Diagnosi: la potenza dell’ancora invisibile
22/02/2021

Direttore del Centro di Ginecologia e Sessuologia Medica
H. San Raffaele Resnati, Milano

Nel nostro mondo inquieto, esiste ed è vero solo quello che vediamo con i nostri occhi. La pandemia di Covid ci ha fatto comprendere la potenza dell’ancora invisibile. Invisibile agli occhi, visibilissimo con microscopi potenti. Il punto critico è la soglia del visibile, che fa la differenza, e riguarda ogni aspetto della salute. E non solo.
In medicina, usiamo molto strumenti diagnostici visivi: ecografie, radiografie, tra cui le mammografie, risonanze magnetiche nucleari, TAC, per citare i più conosciuti. Oltre a tutte le “scopie”: broncoscopie, laparoscopie, artroscopie, cistoscopie... La visibilità di una lesione, la possibilità che possa essere vista e quindi “diagnosticata”, riguarda la soglia di detezione di quel particolare strumento, ossia la sua capacità di risoluzione dell’immagine, di vederla, a seconda del metodo usato.
In senologia, è considerato “piccolo” un tumore maligno di un centimetro di diametro, che qualifica il primo stadio (T1) nella valutazione della malattia. In realtà quel tumore, ancora apparentemente piccolo, contiene circa un miliardo di cellule maligne. E’ iniziato da dieci, quindici anni, a seconda del tempo di moltiplicazione delle cellule tumorali mammarie, che può variare dai cento ai centocinquanta giorni circa. Questo perché le cellule sono piccole, con diametro di alcuni micron, misura che equivale a un millesimo di millimetro; e ancora più piccole nei tumori molto aggressivi. Quando nella mammografia non si evidenziano lesioni, non significa che “non c’è niente” ma che “non c’è niente di visibile (per ora) con l’attuale strumento mammografico”. Ecco perché l’esame dopo i cinquant’anni va ripetuto ogni anno. Se lo si fa ogni due, diventano più probabili i cosiddetti “cancri d’intervallo”: tumori non ancora visibili due anni prima, perché avevano dimensioni sotto la soglia di visibilità, ma che diventano visibili l’anno dopo. Saltando un controllo, dopo due anni le lesioni tumorali saranno più grandi, perché la crescita è esponenziale, e con più rischio di metastasi. Questo vale per molti altri tumori. E ci spiega perché una mammografia può essere negativa dieci mesi prima e mostrare un tumore dopo poco tempo. Quel tumore non si è sviluppato correndo di notte, ma è stato visto quando le sue dimensioni avevano raggiunto la soglia di visibilità minima che, con un radiologo esperto, può arrivare a 4-5 millimetri, se la mammella non è troppo densa, perché questo aspetto altrimenti complica tremendamente le difficoltà diagnostiche. Purtroppo nella maggioranza dei casi il tumore alla mammella non dà dolore e quindi l’unico elemento diagnostico è il nodulo con microcalcificazioni. Ecco perché la mammografia andrebbe fatta annualmente, integrandola con l’ecografia in caso di seni molto densi. La ragione? Poiché i limiti tecnici delle due metodiche sono diversi, combinando i due esami si aumenta l’accuratezza di diagnosi, la precocità, la tempestività, e si riducono gli errori.
Lo stesso limite di visibilità riguarda l’endometriosi, malattia caratterizzata dalla disseminazione in altri organi di frammenti di endometrio, la mucosa che riveste la parte interna dell’utero e che si sfalda con la mestruazione, se non c’è stato concepimento.
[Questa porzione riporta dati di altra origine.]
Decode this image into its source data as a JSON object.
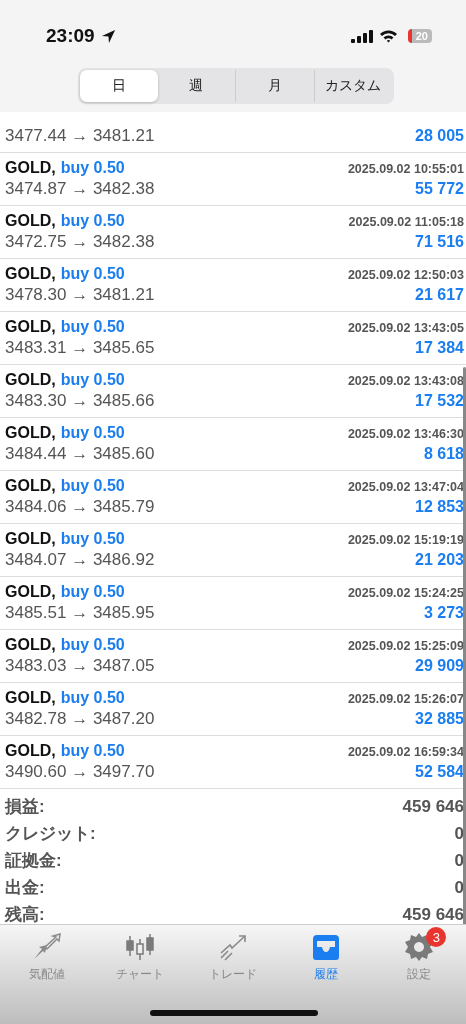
{
  "status_bar": {
    "time": "23:09",
    "battery": "20"
  },
  "period_tabs": [
    {
      "label": "日",
      "selected": true
    },
    {
      "label": "週",
      "selected": false
    },
    {
      "label": "月",
      "selected": false
    },
    {
      "label": "カスタム",
      "selected": false
    }
  ],
  "deals": [
    {
      "kind": "partial",
      "prices": "3477.44 → 3481.21",
      "profit": "28 005"
    },
    {
      "kind": "full",
      "symbol": "GOLD,",
      "side": "buy 0.50",
      "time": "2025.09.02 10:55:01",
      "prices": "3474.87 → 3482.38",
      "profit": "55 772"
    },
    {
      "kind": "full",
      "symbol": "GOLD,",
      "side": "buy 0.50",
      "time": "2025.09.02 11:05:18",
      "prices": "3472.75 → 3482.38",
      "profit": "71 516"
    },
    {
      "kind": "full",
      "symbol": "GOLD,",
      "side": "buy 0.50",
      "time": "2025.09.02 12:50:03",
      "prices": "3478.30 → 3481.21",
      "profit": "21 617"
    },
    {
      "kind": "full",
      "symbol": "GOLD,",
      "side": "buy 0.50",
      "time": "2025.09.02 13:43:05",
      "prices": "3483.31 → 3485.65",
      "profit": "17 384"
    },
    {
      "kind": "full",
      "symbol": "GOLD,",
      "side": "buy 0.50",
      "time": "2025.09.02 13:43:08",
      "prices": "3483.30 → 3485.66",
      "profit": "17 532"
    },
    {
      "kind": "full",
      "symbol": "GOLD,",
      "side": "buy 0.50",
      "time": "2025.09.02 13:46:30",
      "prices": "3484.44 → 3485.60",
      "profit": "8 618"
    },
    {
      "kind": "full",
      "symbol": "GOLD,",
      "side": "buy 0.50",
      "time": "2025.09.02 13:47:04",
      "prices": "3484.06 → 3485.79",
      "profit": "12 853"
    },
    {
      "kind": "full",
      "symbol": "GOLD,",
      "side": "buy 0.50",
      "time": "2025.09.02 15:19:19",
      "prices": "3484.07 → 3486.92",
      "profit": "21 203"
    },
    {
      "kind": "full",
      "symbol": "GOLD,",
      "side": "buy 0.50",
      "time": "2025.09.02 15:24:25",
      "prices": "3485.51 → 3485.95",
      "profit": "3 273"
    },
    {
      "kind": "full",
      "symbol": "GOLD,",
      "side": "buy 0.50",
      "time": "2025.09.02 15:25:09",
      "prices": "3483.03 → 3487.05",
      "profit": "29 909"
    },
    {
      "kind": "full",
      "symbol": "GOLD,",
      "side": "buy 0.50",
      "time": "2025.09.02 15:26:07",
      "prices": "3482.78 → 3487.20",
      "profit": "32 885"
    },
    {
      "kind": "full",
      "symbol": "GOLD,",
      "side": "buy 0.50",
      "time": "2025.09.02 16:59:34",
      "prices": "3490.60 → 3497.70",
      "profit": "52 584"
    }
  ],
  "summary": [
    {
      "label": "損益:",
      "value": "459 646"
    },
    {
      "label": "クレジット:",
      "value": "0"
    },
    {
      "label": "証拠金:",
      "value": "0"
    },
    {
      "label": "出金:",
      "value": "0"
    },
    {
      "label": "残高:",
      "value": "459 646"
    }
  ],
  "tab_bar": [
    {
      "kind": "quotes",
      "label": "気配値",
      "selected": false
    },
    {
      "kind": "chart",
      "label": "チャート",
      "selected": false
    },
    {
      "kind": "trade",
      "label": "トレード",
      "selected": false
    },
    {
      "kind": "history",
      "label": "履歴",
      "selected": true
    },
    {
      "kind": "settings",
      "label": "設定",
      "selected": false,
      "badge": "3"
    }
  ]
}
Diversamente dal tumore alla mammella, l’endometriosi dà segno di sé con un sintomo potente: il dolore. E’ una sirena d’allarme, che purtroppo non è visibile, se non con le antenne della competenza e dell’empatia, anche clinica. Qui la medicina dell’evidenza visibile mostra tutti i suoi limiti: se non vedo (ancora) lesioni, allora il dolore è inventato. Non è così! Il ritardo diagnostico – fra le prime urla di dolore, con cui il corpo ci dice che si è accesa un’infiammazione devastante, e la comparsa di lesioni visibili (all’ecografia ginecologica, alla risonanza, alla laparoscopia) – raggiunge i sette, nove anni. Nel frattempo la malattia ha aggredito tessuti e organi, causato un dolore invalidante, impedito rapporti, ridotto la fertilità, causato menopausa precoce.
La visibilità delle lesioni è preziosa per la diagnosi, ma non può prevaricare il valore della visita accurata e competente. Noi medici dovremmo essere molto più attenti ai sintomi che i pazienti, che sono i portavoce del corpo, ci portano in consultazione. Sintomi che possono anticipare di mesi o anni la comparsa di lesioni visibili. Dovremmo approfondire la fisiopatologia che sottende quei sintomi, per fare diagnosi più tempestive che possono cambiare un destino. Per tutti, è necessaria maggiore attenzione all’ancora invisibile, da cui dipendono salute e vita.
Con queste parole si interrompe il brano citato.